After building up our intuition for asymptotic convex geometry, Vershynin shifted his focus back to the signal recovery problem. In the linear case, let \Phi be multiplication by an m\times n matrix A. Then solving for x in y=Ax is ill posed when m<n unless K is a sufficiently small (i.e., a good prior). In particular, if the shifted nullspace of A given by \{x:y=Ax\} has a small-diameter intersection with K, then we can pick any representative of this intersection to be our estimate \hat{x}, and this estimate will have small error. Conveniently, if K is convex and symmetric about the origin, then the affine subspace of codimension m with the largest-diameter intersection with K goes through the origin. As such, we can use the fact that this diameter is \leq Cw(K)/\sqrt{m} with high probability to get a guarantee on the quality of our estimate: If I can accept \varepsilon=\mathrm{diam}(K\cap E) error, then I should measure with a Gaussian-random m\times n matrix, where m\sim(w(K)/\varepsilon)^2. This corresponds well with compressed sensing theory: If K is the convex hull of s-sparse unit vectors in \mathbb{R}^n, then w(K)^2\sim s\log n.
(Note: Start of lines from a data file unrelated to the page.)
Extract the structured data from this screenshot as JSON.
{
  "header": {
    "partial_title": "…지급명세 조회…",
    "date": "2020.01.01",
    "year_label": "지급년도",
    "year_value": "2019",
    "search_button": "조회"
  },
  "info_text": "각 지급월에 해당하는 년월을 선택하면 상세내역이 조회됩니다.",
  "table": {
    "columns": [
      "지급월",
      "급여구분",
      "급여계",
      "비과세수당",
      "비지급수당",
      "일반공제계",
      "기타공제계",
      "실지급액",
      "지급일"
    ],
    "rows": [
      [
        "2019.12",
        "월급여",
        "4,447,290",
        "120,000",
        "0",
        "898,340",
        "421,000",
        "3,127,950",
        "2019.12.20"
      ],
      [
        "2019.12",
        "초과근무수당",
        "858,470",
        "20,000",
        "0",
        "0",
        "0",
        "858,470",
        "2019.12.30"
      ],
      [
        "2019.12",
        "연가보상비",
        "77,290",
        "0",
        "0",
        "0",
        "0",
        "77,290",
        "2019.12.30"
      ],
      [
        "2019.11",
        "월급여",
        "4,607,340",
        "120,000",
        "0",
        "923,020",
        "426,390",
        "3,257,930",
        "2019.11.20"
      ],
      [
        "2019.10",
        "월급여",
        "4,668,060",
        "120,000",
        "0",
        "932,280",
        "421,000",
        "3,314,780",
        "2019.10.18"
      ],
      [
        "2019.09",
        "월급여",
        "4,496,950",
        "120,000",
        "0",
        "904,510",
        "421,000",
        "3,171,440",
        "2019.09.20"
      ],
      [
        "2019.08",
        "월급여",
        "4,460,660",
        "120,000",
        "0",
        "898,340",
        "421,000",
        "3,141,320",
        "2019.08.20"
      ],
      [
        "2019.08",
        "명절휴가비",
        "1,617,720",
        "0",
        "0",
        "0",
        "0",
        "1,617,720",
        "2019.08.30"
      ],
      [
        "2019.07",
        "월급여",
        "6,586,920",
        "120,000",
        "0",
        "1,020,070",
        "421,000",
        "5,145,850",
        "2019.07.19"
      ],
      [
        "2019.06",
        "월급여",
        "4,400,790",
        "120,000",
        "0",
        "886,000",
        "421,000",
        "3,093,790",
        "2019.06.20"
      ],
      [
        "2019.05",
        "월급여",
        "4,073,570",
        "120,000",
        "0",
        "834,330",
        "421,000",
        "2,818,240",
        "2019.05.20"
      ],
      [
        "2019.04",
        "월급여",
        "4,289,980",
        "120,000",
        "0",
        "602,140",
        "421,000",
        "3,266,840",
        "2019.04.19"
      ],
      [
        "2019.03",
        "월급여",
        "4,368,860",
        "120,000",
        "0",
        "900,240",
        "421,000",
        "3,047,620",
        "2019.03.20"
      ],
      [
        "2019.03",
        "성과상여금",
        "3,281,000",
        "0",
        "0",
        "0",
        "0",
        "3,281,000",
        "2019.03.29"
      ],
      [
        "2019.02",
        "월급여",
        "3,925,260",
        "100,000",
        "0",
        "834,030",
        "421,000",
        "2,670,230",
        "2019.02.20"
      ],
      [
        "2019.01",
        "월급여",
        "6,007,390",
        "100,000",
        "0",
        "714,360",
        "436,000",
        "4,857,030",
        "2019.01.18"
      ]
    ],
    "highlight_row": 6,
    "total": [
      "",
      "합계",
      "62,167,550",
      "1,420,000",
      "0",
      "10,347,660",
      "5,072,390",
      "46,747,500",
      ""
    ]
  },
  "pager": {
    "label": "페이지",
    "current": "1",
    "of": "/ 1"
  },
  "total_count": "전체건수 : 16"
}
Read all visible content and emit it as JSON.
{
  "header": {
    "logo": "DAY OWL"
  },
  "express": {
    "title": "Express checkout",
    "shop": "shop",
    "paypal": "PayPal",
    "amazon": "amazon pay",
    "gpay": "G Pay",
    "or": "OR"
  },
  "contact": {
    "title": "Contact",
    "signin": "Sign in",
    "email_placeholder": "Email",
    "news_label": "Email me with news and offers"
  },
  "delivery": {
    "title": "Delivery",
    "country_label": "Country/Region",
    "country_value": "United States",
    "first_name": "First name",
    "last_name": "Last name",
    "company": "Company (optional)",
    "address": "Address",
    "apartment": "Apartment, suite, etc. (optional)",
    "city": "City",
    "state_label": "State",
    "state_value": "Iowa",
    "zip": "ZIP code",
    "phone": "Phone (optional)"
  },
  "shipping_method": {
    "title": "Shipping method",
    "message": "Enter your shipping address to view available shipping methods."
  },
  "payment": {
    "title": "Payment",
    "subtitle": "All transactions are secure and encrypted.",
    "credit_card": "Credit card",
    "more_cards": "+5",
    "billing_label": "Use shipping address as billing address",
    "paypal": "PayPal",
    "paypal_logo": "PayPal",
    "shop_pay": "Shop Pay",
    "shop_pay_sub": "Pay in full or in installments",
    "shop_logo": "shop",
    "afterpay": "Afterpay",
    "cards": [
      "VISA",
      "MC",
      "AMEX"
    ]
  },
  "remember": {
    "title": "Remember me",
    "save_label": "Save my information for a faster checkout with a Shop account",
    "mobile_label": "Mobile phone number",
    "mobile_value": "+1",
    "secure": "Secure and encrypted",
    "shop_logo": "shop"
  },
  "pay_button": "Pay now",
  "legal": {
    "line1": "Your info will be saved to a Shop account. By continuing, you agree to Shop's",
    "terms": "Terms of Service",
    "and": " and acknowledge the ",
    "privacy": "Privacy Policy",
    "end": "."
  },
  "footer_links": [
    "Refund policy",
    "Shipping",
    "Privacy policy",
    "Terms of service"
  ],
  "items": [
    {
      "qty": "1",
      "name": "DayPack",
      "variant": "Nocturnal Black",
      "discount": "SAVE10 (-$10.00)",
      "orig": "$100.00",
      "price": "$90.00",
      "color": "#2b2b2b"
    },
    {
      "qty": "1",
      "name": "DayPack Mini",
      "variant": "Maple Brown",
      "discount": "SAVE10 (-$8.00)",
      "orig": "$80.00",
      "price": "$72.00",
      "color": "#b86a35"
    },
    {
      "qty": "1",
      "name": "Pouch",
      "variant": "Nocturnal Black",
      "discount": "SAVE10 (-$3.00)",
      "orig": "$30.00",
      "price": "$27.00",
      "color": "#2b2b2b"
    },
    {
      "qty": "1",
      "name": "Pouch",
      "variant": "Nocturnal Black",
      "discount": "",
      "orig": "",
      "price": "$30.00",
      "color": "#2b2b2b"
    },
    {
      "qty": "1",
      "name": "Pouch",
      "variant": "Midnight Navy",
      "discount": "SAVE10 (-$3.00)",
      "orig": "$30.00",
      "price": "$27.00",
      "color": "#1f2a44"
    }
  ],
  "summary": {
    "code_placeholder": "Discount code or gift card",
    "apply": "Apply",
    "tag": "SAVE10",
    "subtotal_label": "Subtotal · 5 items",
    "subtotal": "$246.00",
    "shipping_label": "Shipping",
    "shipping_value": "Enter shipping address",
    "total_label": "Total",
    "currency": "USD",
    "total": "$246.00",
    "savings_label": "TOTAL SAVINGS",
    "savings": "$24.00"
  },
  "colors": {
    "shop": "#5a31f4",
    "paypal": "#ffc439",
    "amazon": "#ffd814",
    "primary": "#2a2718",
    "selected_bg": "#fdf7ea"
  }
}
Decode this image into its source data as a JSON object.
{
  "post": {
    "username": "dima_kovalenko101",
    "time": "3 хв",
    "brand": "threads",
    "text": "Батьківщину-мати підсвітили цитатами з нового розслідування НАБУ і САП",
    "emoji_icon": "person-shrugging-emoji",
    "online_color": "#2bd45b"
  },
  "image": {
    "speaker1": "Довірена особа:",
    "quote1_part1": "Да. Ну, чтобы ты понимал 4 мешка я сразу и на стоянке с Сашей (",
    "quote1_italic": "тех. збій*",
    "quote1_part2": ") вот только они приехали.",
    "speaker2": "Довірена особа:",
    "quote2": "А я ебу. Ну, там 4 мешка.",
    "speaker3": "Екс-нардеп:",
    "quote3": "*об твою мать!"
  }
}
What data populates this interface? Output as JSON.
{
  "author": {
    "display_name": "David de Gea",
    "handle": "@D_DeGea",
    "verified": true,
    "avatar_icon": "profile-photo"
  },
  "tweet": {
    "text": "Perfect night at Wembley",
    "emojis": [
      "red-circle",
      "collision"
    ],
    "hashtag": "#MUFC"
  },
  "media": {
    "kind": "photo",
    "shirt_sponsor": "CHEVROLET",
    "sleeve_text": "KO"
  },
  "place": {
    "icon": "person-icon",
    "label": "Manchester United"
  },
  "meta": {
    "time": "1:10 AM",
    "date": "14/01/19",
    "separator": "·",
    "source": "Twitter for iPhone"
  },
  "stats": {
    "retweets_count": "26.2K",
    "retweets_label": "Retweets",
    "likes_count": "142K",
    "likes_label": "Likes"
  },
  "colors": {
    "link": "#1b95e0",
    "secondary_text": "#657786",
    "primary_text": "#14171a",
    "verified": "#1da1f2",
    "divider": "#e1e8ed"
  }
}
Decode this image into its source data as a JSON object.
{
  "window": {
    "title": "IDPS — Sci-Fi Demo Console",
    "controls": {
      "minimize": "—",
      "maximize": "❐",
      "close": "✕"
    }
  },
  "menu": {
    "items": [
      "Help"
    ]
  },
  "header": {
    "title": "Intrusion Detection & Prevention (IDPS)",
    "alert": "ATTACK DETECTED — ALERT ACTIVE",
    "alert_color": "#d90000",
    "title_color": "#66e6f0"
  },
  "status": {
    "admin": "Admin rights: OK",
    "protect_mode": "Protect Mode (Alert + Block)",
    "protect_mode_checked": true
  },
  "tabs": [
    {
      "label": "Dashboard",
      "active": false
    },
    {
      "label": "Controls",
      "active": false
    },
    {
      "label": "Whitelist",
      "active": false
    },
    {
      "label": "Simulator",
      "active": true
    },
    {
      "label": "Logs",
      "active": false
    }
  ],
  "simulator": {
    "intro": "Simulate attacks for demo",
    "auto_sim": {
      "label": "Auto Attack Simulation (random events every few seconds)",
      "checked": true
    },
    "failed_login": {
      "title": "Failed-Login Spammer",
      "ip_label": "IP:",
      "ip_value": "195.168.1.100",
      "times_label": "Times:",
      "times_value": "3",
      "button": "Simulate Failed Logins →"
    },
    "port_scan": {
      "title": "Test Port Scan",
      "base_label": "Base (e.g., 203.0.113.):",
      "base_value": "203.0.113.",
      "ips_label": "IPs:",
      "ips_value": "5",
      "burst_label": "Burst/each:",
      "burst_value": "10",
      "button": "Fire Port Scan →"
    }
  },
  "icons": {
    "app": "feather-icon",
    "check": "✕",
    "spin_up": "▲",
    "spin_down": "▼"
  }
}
Before finishing his talk, Vershynin took some time to explain how convex geometry can be used to approach non-linear sampling (based on this paper). The measurement model he considered is y=\theta(Ax), where A is a random m\times n matrix and \theta\colon\mathbb{R}\rightarrow[-1,1] is applied to each entry of Ax. Here, Vershynin requires \theta to have the property that if g is standard normal, then \theta(g) is correlated with g. This way, the nonlinear measurements y_i=\theta(\langle x,a_i\rangle) can be viewed as a proxy for the linear measurements \langle x,a_i\rangle. This measurement model is particularly applicable, for example in single-bit compressed sensing, where \theta(t)=\mathrm{sign}(t), and in generalized linear models, in which case \theta would be the inverse of the link function. Unfortunately, this model is not applicable to phase retrieval, since \mathbb{E}[f(|g|)g]=\mathbb{E}[\mathbb{E}[f(|g|)g|f(|g|)]]=0 regardless of f, i.e., \theta(g)=f(|g|) is not correlated with g.

In the special case of single-bit compressed sensing, each measurement tells you which side of a random hyperplane x resides. Viewing the random hyperplanes as carving the sphere into cells, then the entire collection of measurements identifies a cell, and to bound the error, it suffices to bound the diameters of the cells. Vershynin called this the “pizza cutting” problem (imagine a spherical pizza…), and he was able to bound the diameters by (Cw(K)/\sqrt{m})^{1/3} for all cells which intersect the prior set K\subseteq\mathbb{S}^{n-1}. As such, you can still get away with m\sim w(K)^2 measurements even if you’re only given the sign of each measurement.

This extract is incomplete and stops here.